Visitors entering the Sacramento County Public Law Library downtown will see a work of art that has outraged critics who say it is anti-Christian and should be removed.
The controversial mixed-media art is titled "Moral Values" and is part of a 63-piece exhibit that opened in the building last month. It features a Bible with a label stripped across the cover that reads: "Warning! May Impair Judgment."
In an "artist statement" posted next to her work, Jeri Wyrick said she created the piece after the 2004 presidential election: "I came to the conclusion that there must be something about religious faith which renders people stupid."
The Pacific Justice Institute, a Sacramento-based legal defense group specializing in religious issues, has demanded the art be removed.
"The purpose of the message is to directly attack and demean the foundation of the Christian faith," said Brad Dacus, president of the group. "If this had been another faith, there would be outrage."
The Sacramento County Public Law Library, which provides the public with free access to legal information, receives $572,000 from the county toward the lease of its building.
Coral Henning, the library director, said she has received only one complaint about the artwork and that the exhibit should be evaluated as a whole.
"I don't want to judge the art, but I think there are other pieces that provide balance," said Henning.
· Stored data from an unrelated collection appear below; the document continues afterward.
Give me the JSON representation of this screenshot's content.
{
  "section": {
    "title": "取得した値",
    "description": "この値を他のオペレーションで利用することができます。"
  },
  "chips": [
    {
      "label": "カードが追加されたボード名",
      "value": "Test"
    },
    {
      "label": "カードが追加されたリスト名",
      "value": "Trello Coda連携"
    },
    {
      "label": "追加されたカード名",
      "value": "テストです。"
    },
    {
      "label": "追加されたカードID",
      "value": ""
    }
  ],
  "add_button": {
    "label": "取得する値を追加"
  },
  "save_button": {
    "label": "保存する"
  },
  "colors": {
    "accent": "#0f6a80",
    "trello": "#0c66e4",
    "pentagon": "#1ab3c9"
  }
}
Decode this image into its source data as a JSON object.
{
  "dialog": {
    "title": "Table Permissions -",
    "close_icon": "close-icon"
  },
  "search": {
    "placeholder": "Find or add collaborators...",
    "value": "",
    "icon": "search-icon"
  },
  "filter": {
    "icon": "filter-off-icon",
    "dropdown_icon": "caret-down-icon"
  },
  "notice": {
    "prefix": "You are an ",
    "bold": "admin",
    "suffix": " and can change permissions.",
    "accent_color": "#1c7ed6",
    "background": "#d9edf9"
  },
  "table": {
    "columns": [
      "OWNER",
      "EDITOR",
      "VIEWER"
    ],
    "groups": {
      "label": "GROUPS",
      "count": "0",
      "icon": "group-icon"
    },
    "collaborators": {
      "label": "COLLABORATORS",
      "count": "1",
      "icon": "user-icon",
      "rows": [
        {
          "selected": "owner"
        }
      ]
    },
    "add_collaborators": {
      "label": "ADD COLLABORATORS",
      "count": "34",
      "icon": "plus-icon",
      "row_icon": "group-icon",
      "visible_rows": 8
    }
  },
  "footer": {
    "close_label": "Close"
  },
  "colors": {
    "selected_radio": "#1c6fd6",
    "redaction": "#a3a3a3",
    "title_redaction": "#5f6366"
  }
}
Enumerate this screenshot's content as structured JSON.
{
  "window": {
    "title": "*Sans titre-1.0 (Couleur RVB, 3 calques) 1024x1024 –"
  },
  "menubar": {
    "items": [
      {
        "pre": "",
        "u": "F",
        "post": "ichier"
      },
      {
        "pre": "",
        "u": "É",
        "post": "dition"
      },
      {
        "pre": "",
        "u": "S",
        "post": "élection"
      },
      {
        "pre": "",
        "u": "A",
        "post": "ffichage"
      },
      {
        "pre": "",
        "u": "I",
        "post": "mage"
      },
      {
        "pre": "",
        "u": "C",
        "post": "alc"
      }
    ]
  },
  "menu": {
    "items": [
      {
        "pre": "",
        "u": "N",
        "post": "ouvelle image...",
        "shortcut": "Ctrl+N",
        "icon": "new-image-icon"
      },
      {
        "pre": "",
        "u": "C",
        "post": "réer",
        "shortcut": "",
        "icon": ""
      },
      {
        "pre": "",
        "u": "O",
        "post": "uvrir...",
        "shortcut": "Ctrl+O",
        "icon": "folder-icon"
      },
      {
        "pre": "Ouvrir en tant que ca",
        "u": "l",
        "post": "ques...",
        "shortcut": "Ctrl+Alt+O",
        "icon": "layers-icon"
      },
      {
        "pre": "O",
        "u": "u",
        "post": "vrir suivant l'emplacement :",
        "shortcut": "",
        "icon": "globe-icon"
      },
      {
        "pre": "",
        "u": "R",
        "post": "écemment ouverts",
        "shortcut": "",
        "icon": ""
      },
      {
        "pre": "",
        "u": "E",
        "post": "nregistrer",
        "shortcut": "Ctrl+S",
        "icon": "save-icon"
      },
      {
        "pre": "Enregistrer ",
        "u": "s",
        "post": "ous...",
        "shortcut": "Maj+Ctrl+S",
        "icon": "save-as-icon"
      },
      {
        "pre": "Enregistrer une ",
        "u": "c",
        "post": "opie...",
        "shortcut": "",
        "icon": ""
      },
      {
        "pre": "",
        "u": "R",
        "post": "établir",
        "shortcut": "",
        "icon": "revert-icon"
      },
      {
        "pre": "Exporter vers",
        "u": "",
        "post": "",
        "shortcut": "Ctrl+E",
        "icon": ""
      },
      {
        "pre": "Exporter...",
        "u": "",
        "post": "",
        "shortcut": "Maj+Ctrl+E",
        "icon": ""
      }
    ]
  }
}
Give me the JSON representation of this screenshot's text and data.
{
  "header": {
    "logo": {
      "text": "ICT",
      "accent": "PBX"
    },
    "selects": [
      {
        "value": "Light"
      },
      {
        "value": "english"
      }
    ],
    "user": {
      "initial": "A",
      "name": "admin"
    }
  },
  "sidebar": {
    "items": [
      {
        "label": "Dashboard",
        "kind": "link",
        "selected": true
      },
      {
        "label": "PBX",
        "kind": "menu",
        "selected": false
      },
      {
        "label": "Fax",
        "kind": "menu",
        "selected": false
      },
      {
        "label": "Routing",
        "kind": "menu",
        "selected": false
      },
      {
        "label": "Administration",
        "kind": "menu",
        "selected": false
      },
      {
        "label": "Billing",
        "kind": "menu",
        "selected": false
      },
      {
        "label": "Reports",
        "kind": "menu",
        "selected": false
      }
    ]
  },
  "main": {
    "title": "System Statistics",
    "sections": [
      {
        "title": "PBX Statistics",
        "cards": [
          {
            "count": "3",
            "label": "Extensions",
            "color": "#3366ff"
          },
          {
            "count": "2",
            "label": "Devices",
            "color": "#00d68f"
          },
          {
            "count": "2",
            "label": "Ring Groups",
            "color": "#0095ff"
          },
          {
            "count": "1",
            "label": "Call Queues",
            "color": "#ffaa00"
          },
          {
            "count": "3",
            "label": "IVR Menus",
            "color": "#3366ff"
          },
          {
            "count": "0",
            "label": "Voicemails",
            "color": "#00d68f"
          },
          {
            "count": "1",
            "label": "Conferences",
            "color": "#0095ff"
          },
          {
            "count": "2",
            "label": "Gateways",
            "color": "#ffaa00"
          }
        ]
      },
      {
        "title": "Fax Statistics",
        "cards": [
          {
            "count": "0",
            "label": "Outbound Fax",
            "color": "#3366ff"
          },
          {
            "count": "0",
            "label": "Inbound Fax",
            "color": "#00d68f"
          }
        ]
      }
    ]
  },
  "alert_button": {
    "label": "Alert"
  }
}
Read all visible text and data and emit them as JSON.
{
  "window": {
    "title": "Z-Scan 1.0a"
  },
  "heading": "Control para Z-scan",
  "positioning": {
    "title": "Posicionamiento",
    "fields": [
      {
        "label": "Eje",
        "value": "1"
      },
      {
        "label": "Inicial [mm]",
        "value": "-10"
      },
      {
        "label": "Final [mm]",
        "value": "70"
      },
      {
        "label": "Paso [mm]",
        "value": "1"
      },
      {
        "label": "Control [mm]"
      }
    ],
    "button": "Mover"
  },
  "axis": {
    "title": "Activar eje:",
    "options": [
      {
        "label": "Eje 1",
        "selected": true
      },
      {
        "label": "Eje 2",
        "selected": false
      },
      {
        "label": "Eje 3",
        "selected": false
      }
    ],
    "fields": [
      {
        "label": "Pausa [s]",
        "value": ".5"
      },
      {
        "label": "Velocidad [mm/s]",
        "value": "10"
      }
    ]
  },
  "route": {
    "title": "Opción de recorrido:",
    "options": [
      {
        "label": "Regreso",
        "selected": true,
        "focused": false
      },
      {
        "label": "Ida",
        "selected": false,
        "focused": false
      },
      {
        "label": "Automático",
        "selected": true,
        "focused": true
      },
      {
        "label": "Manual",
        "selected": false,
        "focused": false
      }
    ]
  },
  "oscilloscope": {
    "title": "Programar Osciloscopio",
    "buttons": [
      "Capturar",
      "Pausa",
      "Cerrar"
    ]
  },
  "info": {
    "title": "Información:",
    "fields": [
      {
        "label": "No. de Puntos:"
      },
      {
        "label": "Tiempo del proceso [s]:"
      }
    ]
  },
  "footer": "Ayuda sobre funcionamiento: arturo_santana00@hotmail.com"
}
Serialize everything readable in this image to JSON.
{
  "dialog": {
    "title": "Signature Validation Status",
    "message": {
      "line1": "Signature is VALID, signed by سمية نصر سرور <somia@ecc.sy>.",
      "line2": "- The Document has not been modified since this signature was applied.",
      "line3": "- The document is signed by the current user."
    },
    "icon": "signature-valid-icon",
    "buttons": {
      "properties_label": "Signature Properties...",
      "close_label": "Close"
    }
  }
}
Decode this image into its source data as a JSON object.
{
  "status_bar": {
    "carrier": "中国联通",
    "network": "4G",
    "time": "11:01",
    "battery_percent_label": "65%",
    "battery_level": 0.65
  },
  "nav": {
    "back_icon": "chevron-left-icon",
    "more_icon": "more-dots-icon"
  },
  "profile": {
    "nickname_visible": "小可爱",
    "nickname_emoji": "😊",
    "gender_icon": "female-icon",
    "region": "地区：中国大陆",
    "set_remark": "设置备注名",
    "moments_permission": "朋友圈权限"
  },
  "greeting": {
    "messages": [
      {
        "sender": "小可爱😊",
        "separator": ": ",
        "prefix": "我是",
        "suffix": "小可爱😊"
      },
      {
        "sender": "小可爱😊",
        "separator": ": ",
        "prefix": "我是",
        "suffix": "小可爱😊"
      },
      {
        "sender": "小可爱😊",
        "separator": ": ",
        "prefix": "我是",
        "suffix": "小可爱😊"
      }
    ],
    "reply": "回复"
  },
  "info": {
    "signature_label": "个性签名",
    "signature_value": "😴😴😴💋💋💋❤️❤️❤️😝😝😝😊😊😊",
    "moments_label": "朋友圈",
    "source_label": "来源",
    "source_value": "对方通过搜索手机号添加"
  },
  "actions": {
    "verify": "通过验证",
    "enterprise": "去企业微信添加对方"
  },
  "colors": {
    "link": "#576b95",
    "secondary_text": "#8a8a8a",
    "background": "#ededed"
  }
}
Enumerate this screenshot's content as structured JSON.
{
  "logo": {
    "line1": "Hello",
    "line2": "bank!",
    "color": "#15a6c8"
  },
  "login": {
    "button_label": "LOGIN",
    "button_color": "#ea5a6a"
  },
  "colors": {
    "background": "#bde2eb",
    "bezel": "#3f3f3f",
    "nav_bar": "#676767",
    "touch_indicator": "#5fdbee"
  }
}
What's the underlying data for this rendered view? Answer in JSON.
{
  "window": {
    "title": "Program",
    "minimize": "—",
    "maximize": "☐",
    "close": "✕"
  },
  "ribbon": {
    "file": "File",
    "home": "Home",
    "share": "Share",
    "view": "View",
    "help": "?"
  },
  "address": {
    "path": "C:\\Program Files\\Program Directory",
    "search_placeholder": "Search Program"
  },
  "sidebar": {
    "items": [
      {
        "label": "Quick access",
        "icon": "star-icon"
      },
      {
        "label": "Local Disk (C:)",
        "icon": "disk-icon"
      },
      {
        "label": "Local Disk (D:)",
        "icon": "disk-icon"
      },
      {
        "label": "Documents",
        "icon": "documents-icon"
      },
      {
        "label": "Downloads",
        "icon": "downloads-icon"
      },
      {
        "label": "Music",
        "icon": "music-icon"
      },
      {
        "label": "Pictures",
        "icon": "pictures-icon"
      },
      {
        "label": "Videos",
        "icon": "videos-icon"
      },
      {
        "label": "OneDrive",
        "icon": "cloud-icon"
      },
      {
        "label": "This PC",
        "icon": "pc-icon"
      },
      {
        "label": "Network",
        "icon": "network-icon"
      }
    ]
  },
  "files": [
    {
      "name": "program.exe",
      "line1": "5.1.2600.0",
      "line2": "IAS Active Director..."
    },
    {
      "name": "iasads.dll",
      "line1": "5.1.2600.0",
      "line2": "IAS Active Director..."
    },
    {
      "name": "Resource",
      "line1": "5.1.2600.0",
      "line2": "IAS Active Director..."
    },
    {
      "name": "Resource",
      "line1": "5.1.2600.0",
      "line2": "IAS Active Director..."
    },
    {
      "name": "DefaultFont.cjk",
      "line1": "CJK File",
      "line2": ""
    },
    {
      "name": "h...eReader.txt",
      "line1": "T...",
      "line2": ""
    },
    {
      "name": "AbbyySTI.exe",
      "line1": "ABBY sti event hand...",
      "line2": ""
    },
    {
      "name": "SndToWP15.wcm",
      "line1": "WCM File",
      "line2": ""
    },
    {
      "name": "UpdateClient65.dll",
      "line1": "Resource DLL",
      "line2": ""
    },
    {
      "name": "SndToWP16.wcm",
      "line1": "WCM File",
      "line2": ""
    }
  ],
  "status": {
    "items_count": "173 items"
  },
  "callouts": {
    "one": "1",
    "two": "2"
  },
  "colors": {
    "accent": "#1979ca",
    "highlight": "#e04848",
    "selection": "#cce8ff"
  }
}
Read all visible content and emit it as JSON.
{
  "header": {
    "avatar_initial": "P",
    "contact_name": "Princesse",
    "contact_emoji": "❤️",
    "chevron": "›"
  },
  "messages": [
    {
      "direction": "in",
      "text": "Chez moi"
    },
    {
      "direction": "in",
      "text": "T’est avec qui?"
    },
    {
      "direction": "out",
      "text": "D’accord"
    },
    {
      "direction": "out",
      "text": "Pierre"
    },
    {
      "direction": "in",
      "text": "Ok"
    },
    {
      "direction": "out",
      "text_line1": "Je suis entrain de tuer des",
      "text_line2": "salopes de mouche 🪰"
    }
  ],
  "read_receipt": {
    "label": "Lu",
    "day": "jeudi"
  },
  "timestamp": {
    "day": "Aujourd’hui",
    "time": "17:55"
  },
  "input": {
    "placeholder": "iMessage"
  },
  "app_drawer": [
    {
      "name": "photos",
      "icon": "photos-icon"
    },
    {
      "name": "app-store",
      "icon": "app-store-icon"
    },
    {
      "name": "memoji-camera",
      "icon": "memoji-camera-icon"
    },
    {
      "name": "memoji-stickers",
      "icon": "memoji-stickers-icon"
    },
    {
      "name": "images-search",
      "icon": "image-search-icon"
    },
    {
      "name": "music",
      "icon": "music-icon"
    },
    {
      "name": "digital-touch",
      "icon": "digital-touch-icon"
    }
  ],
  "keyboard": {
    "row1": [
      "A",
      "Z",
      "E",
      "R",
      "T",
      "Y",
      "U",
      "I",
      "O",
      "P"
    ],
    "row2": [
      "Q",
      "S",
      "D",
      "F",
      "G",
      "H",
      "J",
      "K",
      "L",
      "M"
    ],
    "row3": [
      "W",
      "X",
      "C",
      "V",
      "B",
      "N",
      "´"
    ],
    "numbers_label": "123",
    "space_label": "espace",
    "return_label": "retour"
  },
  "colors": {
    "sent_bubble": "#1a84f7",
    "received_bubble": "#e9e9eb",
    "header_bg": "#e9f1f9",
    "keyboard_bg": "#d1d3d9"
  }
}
She said she had no plans to take down the art. The exhibit, which opened last month, ends Sept. 9.
This is the second exhibit in five years at the library and is sponsored by California Lawyers for the Arts. A curator selected the artwork. The title of the current exhibit is "A Creative Merger II: Justice and Peace."
"We didn't select the art, we didn't approve it," Henning said.
Wyrick has two other works in the exhibit, both paintings from news photographs. One, "Bosnian Graveyard," depicts a woman crying in a graveyard and sells for $3,000. The other, "Middle Eastern Eyes," a painting of a Muslim woman in a hijab showing only her eyes, also sells for $3,000. "Moral Values" is priced at $500.
In her statement, Wyrick described her work. She said that she decided to create her controversial piece after exit polls showed most people cited moral values as their reason for voting for President George W. Bush in 2004.
"I hope that these pieces are not presumed as a group to be pro-Muslim/anti Christian – which they are not – as opposed to just anti-religious – which they admittedly are."
Wyrick could not be reached for comment.
Critics said the artwork violates the U.S. Constitution and is hostile to one religion.
"The law library is supposed to serve everyone," Dacus said. "And this does not belong in a government-sponsored institution."